Roughly a third of those cases were attributed to India, where health officials counted a global single-day record of 96,551 infections over Thursday, trumping the record it set the day prior at 95,735.
Cases in the country have essentially increased unabated since the diagnosis of its first infections of the virus in late January.
Early this week, it jumped Brazil for most infections in the world second to only the United States, which has nearly 6.4 million infections.
The ministry of health said it conducted more than 1.1 million COVID-19 tests over Thursday for a total of 54 million amid the pandemic.
“Early identification through aggressive and wide-scale testing, prompt and effective treatment in supervised home/facility isolation and hospitals and enhanced clinical skills of ICU doctors have actively led to a high recovery rate,” the ministry said in a tweet, adding that it has seen a 100% increase in the number of patients recovering and being discharged from hospitals in the last month.
Despite its skyrocketing cases, India with 76,271 deaths after counting 1,200 more that accumulated on Thursday has a relatively low fatality rate of 1.7%, which is lower than the global average of 4%, the United States’ 3%, China’s 5.3% and Britain’s 11.7%, according to Johns Hopkins University.
However, experts are questioning whether cases and deaths have gone underreported due to poor medical infrastructure.
Brazil had the second-most cases over Thursday with 40,557, lifting its total infections to 4.23 million, according to researchers at the Baltimore-based university.
The country’s interim health minister, Eduardo Pazuello, said in a statement Thursday that Brazil would be supporting the World Health Organization in its effort to develop a COVID-19 vaccine that is available worldwide.
“I can safely say that Brazil will always be on the side of any initiative that promotes fair and equitable access to diagnostics, vaccines and treatments and the strengthening of health systems,” he said.

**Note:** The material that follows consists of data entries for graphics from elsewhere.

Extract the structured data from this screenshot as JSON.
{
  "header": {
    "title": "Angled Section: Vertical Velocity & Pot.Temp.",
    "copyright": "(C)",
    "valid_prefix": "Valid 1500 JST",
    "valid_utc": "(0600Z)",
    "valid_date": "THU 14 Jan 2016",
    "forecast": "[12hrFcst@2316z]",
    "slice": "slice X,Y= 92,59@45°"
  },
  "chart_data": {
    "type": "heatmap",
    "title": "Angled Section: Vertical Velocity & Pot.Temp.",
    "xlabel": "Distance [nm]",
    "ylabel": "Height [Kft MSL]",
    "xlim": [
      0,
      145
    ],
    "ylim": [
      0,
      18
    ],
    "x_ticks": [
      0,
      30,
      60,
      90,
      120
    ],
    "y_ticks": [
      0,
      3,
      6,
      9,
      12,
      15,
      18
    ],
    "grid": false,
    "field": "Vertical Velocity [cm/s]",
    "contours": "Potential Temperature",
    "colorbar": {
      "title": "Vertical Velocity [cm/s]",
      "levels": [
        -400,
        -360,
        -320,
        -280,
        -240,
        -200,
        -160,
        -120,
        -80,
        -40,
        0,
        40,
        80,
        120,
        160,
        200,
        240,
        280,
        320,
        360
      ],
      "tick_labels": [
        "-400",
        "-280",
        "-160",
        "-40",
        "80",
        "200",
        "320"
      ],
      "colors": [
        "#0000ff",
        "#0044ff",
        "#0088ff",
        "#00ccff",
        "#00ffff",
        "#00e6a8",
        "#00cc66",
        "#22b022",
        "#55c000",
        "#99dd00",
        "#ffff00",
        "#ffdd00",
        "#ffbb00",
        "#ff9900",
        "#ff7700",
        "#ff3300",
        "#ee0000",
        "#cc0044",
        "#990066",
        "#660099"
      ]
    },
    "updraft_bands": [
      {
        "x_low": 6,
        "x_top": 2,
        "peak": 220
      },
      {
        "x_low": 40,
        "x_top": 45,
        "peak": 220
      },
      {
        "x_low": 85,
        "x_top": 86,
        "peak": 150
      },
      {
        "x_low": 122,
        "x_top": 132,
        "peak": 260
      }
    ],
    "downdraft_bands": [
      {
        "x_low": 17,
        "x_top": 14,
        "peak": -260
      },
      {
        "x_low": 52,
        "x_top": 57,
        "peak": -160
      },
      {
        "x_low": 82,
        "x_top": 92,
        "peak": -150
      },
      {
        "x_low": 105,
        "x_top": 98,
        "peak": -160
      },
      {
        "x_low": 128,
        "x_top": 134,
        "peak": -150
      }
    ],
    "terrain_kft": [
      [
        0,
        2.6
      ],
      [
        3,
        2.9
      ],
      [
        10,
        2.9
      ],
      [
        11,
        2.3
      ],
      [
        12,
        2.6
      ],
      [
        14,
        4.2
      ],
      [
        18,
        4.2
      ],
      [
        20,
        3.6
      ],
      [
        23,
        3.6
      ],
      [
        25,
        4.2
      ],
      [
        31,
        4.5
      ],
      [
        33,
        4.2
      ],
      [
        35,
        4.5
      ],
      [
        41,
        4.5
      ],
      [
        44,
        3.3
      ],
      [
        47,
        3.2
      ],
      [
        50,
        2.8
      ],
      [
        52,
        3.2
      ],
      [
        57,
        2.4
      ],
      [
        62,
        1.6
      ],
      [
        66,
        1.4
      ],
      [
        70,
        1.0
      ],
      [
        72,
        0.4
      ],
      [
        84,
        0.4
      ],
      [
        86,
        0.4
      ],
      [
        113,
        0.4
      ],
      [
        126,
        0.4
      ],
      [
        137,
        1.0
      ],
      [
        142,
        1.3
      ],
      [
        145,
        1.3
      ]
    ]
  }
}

The pledge was of many made by the more than 30 heads of state and ministers to show commitment to advocate for raising some $35 billion required the WHO’s plan to produce 2 billion vaccine doses, 245 million treatments and 500 million tests for worldwide equitable access to fight COVID-19.
The so-called ACT-Accelerator was launched in April but has only raised $2.7 billion, or one-tenth of the necessary funding, and United Nations Secretary-General Antonio Guterres appealed on Thursday for further international support.
“We need a quantum leap in funding necessary to increase the chances of a global solution to get the world moving, working and prospering again,” he said during his keynote speech.
“There is real urgency in these numbers; without an infusion of $15 billion over the next three months, beginning immediately, we will lose the window of opportunity to further advance research, build stocks in parallel with licensing, start procuring and delivering the new diagnostics and therapeutics and help countries prepare to optimize the new vaccines when they arrive,” he said.
The announcement came a day after the world passed the grim milestone of 900,000 deaths. As of early Friday, the death toll stood at 909, 828, according to the live tracker by Johns Hopkins University.